Thursday Macros - Was travelling yesterday.
Markets Not Playing By the Current Playbook...Treasuries and Equities
Markets are not playing by the projected playbook... With employment rising and economic numbers soaring in many instances, treasuries are not going down... One would have expected rates to be above 1.75 on the way to 2%... Not happening... Atlanta Fed second quarter at 13.5% expectation and a soaring expectation for employment tomorrow should be a catalyst for higher rates... Even the 1.3 million GS number for tomorrow will not do the trick... Maybe the Jefferies number of 2.1 million may spark some enthusiasm, but this week has seen 10 year treasuries remain in a 1.65-1.55 range, with us at 1.57 currently... Equities have a similar situation... Great earnings numbers and expectations have given way to a rotation out of the high fliers...Cathie Woods funds are seeing significant outflows and massive put buying... Best we can figure is a synthetic top is being put on the US economy due to the supply chain issues, semiconductors for one, and the massive shortage of labor we see everywhere... One wonders why the 8.5 million of unemployed people that Clarida and Powell continue to talk about is not showing up to take up the slack in labor... Meanwhile neither equities or bonds are not playing by the expected playbook
So what do we do?... Today we get claims...whisper number is close to 500000.. Tomorrow is the nonfarm number with a 998,000 expectation... Many economists are above 1 mm... Citi 1.15, Goldman 1.3, and the whopper of Jefferies of 2.1... We think it will take a massive number to get the treasury market back to higher rates... Given the recent trends, we are starting to wonder if June may be too soon to reach 2% 10 years... We may need the full summer to get to the Jackson Hole conference.... 5 years are on the verge of breaking .78 and 10 years 1.52... If we see these weekly closes through these levels tomorrow afternoon, we will have to go back to the drawing board...

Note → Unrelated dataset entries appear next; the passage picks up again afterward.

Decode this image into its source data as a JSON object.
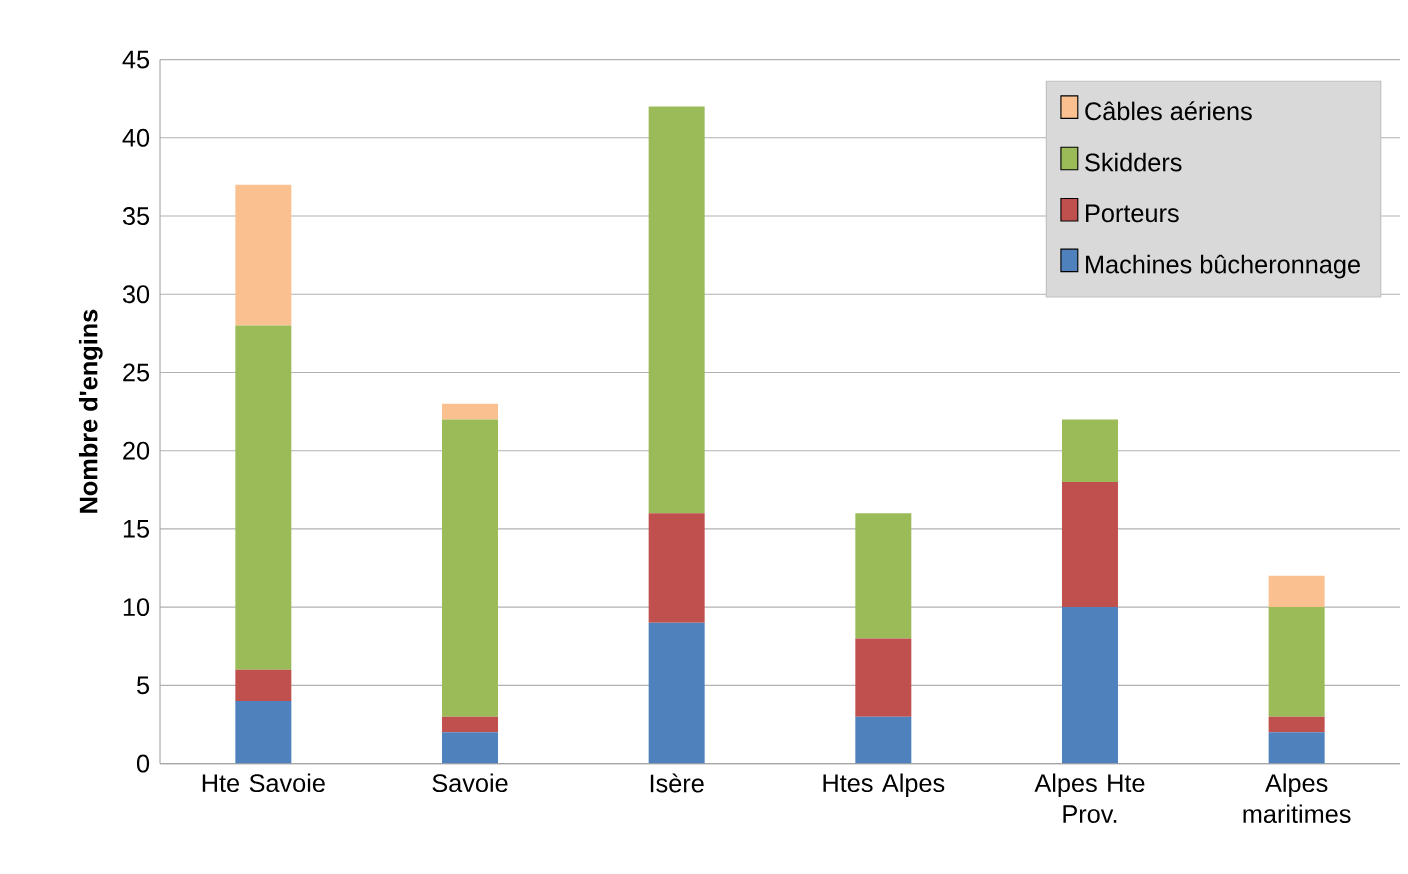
{
  "chart_data": {
    "type": "bar",
    "stacked": true,
    "ylabel": "Nombre d'engins",
    "categories": [
      "Hte Savoie",
      "Savoie",
      "Isère",
      "Htes Alpes",
      "Alpes Hte Prov.",
      "Alpes maritimes"
    ],
    "series": [
      {
        "name": "Machines bûcheronnage",
        "color": "#4f81bd",
        "values": [
          4,
          2,
          9,
          3,
          10,
          2
        ]
      },
      {
        "name": "Porteurs",
        "color": "#c0504d",
        "values": [
          2,
          1,
          7,
          5,
          8,
          1
        ]
      },
      {
        "name": "Skidders",
        "color": "#9bbb59",
        "values": [
          22,
          19,
          26,
          8,
          4,
          7
        ]
      },
      {
        "name": "Câbles aériens",
        "color": "#fac090",
        "values": [
          9,
          1,
          0,
          0,
          0,
          2
        ]
      }
    ],
    "ylim": [
      0,
      45
    ],
    "yticks": [
      0,
      5,
      10,
      15,
      20,
      25,
      30,
      35,
      40,
      45
    ],
    "grid": "y",
    "legend": "top right"
  }
}
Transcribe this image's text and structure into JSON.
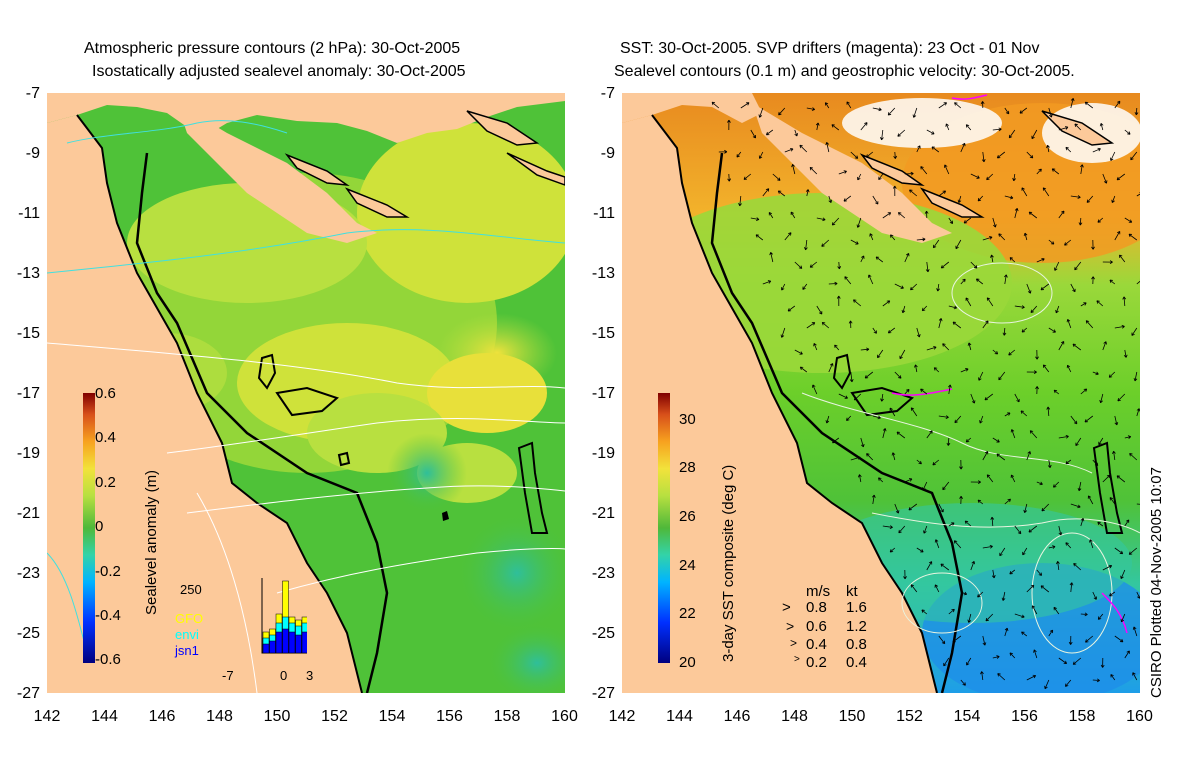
{
  "left_panel": {
    "title_line1": "Atmospheric pressure contours (2 hPa): 30-Oct-2005",
    "title_line2": "Isostatically adjusted sealevel anomaly: 30-Oct-2005",
    "colorbar": {
      "label": "Sealevel anomaly (m)",
      "ticks": [
        "0.6",
        "0.4",
        "0.2",
        "0",
        "-0.2",
        "-0.4",
        "-0.6"
      ],
      "range": [
        -0.6,
        0.6
      ],
      "colors": [
        "#00007f",
        "#0030ff",
        "#00b4ff",
        "#33d3a8",
        "#4fb83a",
        "#6ccf2a",
        "#b8e040",
        "#f2e23b",
        "#f7a21f",
        "#d8501a",
        "#800000"
      ]
    },
    "inset": {
      "ymax_label": "250",
      "series": [
        {
          "name": "GFO",
          "color": "#ffff00"
        },
        {
          "name": "envi",
          "color": "#00ffff"
        },
        {
          "name": "jsn1",
          "color": "#0000ff"
        }
      ],
      "x_ticks": [
        "-7",
        "0",
        "3"
      ],
      "bars_total": [
        70,
        80,
        130,
        240,
        120,
        110,
        120,
        90,
        70,
        60,
        80,
        60,
        80
      ],
      "bars_envi": [
        50,
        60,
        100,
        120,
        100,
        90,
        100,
        80,
        60,
        50,
        60,
        50,
        60
      ],
      "bars_jsn1": [
        30,
        40,
        70,
        80,
        70,
        60,
        70,
        60,
        50,
        40,
        50,
        40,
        60
      ]
    }
  },
  "right_panel": {
    "title_line1": "SST: 30-Oct-2005. SVP drifters (magenta): 23 Oct - 01 Nov",
    "title_line2": "Sealevel contours (0.1 m) and geostrophic velocity: 30-Oct-2005.",
    "colorbar": {
      "label": "3-day SST composite (deg C)",
      "ticks": [
        "30",
        "28",
        "26",
        "24",
        "22",
        "20"
      ],
      "range": [
        20,
        31
      ],
      "colors": [
        "#00007f",
        "#0030ff",
        "#00b4ff",
        "#33d3a8",
        "#4fb83a",
        "#6ccf2a",
        "#b8e040",
        "#f2e23b",
        "#f7a21f",
        "#d8501a",
        "#800000"
      ]
    },
    "velocity_legend": {
      "header_ms": "m/s",
      "header_kt": "kt",
      "rows": [
        {
          "ms": "0.8",
          "kt": "1.6"
        },
        {
          "ms": "0.6",
          "kt": "1.2"
        },
        {
          "ms": "0.4",
          "kt": "0.8"
        },
        {
          "ms": "0.2",
          "kt": "0.4"
        }
      ]
    },
    "credit": "CSIRO Plotted 04-Nov-2005 10:07"
  },
  "axes": {
    "lat_ticks": [
      "-7",
      "-9",
      "-11",
      "-13",
      "-15",
      "-17",
      "-19",
      "-21",
      "-23",
      "-25",
      "-27"
    ],
    "lon_ticks": [
      "142",
      "144",
      "146",
      "148",
      "150",
      "152",
      "154",
      "156",
      "158",
      "160"
    ]
  },
  "colors": {
    "land": "#fcc99a",
    "sea_green": "#4cc63a",
    "sea_yellow": "#cfe23a",
    "coast": "#000000",
    "contour_white": "#ffffff",
    "contour_cyan": "#40e0e0"
  }
}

Equities... Frothy seems to be the word of the week coming out of the market... Nasdaq has been a disappointment... We are hearing Pension funds are behind the moves... With the recent Millman report showing 98% pensions fully funded, pension funds are selling equities to lock in their gains and buying bonds... Certainly fits the narrative...the big fliers are under pressure... Some of it may be the proposed increases in capital gains projected for later in the year...either way Nasdaq is down over the last 5 days while the traditional Dow Theory, which follows the Dow and the Dow Transportation, hit historical highs yesterday.
Inflation... It is here... You can see it in Tips 10 year breakeven, which is the negative of 10 year tips of .90 added to the yield of 10 years, is now 2.47%, which in theory is the expected inflation + rates premium over the next 10 years... Do the same for the 5 years of 1.921 +.79 and you get 2.71% inflation (+ premium) over the next 5 years... And you wonder why rates are not higher... The Fed, ex Kaplan, continues to pound the idea of transitory, which the market seems to be listening too... Rosengren made some good points yesterday that given the current state of housing, the Fed should taper mortgages...
May is the beginning of the 6 month time frame of weak equity prices... We thought it could be avoided given the massive amount of current stimulus that is working through the system and the additional call of 4.1 trillion over the next few months, but the weakness is worrisome... If great earnings and outlooks can not get equity markets to rise, then we may be facing a period of consolidation. Corporate spreads are still rock solid with 9 billion of orders for the JPM deal yesterday for their 2 billion issuance... And over 4.4 billion of the oxymoron of High Yield issued yesterday... And for treasuries, if the expectation of a string of over 1mm a month employment can not get us to higher yields, along with 13.57% Atlanta GDP numbers, then we have to wait for more inflation... Again, markets are not playing by the playbook... Trend carefully.